La récolte des mirabelles dans les Vosges est directement affectée par la météo calamiteuse de ce printemps et les fortes chaleurs de l’été. Néanmoins les professionnels restent confiants.

Il aime les déguster au moment de la cueillette au pied de l’arbre. Mais cette année, Jean-Marie Houot a dû patienter avant de savourer ses mirabelles jaunes et rouges. Elles affichaient une verte pâleur il y a quelques jours encore… Pas assez pour faire perdre le sourire de ce producteur au sein de la SCEA Vergers de Gaudines et président de la coopérative des Coteaux Lorrains, mais tout de même. La météo de ces derniers mois lui reste un peu en travers de la gorge.  » C’est la première fois que le retard est aussi grave. D’habitude on débute la récolte entre le 7 et le 12 août, cette année on commence seulement en cette fin août puis jusqu’au 15-20 septembre pour atteindre la pleine récolte. Près d’un mois de retard !  » De mémoire de producteur, on n’avait jamais rien vu de tel. Et encore, en espérant que la pluie ne vienne pas abîmer les fruits sur les arbres.

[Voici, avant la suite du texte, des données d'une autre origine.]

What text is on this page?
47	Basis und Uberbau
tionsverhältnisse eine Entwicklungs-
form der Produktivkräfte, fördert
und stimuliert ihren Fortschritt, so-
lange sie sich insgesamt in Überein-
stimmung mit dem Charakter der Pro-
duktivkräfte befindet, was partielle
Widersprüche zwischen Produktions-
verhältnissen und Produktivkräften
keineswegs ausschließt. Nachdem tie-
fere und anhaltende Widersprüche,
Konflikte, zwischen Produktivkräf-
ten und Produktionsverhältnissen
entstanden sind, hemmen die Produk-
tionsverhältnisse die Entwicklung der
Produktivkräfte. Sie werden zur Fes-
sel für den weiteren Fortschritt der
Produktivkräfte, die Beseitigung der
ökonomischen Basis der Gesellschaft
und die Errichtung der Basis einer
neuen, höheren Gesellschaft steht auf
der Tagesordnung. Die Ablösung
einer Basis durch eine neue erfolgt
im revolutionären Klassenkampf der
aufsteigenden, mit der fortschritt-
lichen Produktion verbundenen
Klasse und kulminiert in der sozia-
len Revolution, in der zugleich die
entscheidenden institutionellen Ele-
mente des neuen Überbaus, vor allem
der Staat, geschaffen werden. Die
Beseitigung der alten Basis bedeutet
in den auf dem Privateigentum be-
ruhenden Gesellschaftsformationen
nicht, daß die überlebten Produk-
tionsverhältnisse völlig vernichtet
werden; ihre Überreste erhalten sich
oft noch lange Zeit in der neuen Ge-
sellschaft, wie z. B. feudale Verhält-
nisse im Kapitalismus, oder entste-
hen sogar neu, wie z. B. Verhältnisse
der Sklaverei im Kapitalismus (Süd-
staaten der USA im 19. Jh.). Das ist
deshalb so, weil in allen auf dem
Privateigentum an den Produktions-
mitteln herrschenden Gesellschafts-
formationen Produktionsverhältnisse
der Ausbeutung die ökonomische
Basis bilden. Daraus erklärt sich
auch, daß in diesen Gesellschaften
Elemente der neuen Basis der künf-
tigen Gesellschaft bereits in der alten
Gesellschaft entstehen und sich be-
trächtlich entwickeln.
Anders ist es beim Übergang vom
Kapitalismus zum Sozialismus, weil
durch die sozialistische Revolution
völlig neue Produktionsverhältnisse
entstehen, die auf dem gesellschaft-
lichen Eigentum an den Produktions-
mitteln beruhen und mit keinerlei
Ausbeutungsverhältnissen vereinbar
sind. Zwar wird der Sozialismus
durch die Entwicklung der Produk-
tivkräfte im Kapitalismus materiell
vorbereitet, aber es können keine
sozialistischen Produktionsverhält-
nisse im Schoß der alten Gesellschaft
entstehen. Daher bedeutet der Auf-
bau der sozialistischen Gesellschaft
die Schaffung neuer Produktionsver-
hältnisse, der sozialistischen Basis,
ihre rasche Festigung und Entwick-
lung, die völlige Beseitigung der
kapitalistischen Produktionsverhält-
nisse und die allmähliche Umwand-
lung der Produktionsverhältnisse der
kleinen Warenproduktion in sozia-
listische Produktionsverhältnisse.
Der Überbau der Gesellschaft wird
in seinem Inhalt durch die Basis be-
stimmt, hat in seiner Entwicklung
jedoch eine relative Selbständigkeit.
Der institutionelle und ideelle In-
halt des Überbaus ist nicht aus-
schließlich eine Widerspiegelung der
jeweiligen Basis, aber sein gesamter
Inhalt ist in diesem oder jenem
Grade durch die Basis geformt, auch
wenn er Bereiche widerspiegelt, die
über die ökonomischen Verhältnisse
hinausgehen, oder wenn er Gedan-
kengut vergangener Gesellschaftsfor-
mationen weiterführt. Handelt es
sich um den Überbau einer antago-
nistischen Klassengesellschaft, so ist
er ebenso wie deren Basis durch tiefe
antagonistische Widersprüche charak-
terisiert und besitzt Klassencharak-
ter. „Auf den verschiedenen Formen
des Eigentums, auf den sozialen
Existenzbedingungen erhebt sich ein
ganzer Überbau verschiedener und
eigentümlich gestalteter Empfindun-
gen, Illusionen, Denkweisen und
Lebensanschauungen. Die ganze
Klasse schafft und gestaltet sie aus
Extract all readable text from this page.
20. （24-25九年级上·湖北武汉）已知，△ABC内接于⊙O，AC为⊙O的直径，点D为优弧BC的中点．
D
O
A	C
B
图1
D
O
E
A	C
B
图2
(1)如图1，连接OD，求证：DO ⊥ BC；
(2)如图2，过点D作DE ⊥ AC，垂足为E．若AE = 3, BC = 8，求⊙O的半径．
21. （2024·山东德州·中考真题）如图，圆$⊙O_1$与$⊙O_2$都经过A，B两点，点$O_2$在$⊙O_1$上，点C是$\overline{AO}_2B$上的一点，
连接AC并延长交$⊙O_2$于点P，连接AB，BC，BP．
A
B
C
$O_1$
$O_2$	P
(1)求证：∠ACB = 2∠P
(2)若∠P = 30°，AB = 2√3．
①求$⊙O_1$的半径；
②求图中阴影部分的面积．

Cette même pluie coresponsable, avec le froid, du retard de la floraison des arbres au printemps. Un phénomène dont ont souffert tous les producteurs vosgiens de mirabelles :  » La pluie empêche les insectes polinisateurs de voler d’arbre en arbre et entraine le pollen dans le sol. Et le froid a bloqué le mécanisme de fécondation. Il aurait fallu au moins 40 heures au-dessus de 15°C en avril, mais nous ne les avons pas eues !  » Et les chaleurs de cet été n’ont pas rattrapé la météo désastreuse :  » Au contraire, les mirabelliers se bloquent au-dessus de 28°C. « 

Pas de pénurie

Au final, Jean-Marie Houot redoute de ne pouvoir récolter que la moitié des fruits de ses 10 000 mirabelliers et de voir diminuer de 40 à 50 % son chiffre d’affaires de la récolte 2013. Une moyenne qui varie selon les endroits :  » On estime qu’environ 70 % des récoltes sont préservées sur le territoire vosgien, nuance Thierry Antoine, conseiller en arboriculture pour le département des Vosges. Les producteurs sont plus ou moins durement touchés selon les localités. A contrario, dans le secteur Mirecourt et Châtenois, il n’y a aucune perte, seulement des retards comme partout. « 

Pour les producteurs concernés, pas moyen d’ajuster le tir avec les stocks habituels de mirabelles surgelées déjà utilisés l’an dernier en raison d’une récolte minée par le gel.  » Avec cette seconde année consécutive de mauvaise récolte, il n’en faudrait pas une troisième. Ce serait mauvais pour le moral et pour le marché.  » Une réflexion est en cours pour solliciter le fonds national des calamités agricoles déjà activé l’an passé.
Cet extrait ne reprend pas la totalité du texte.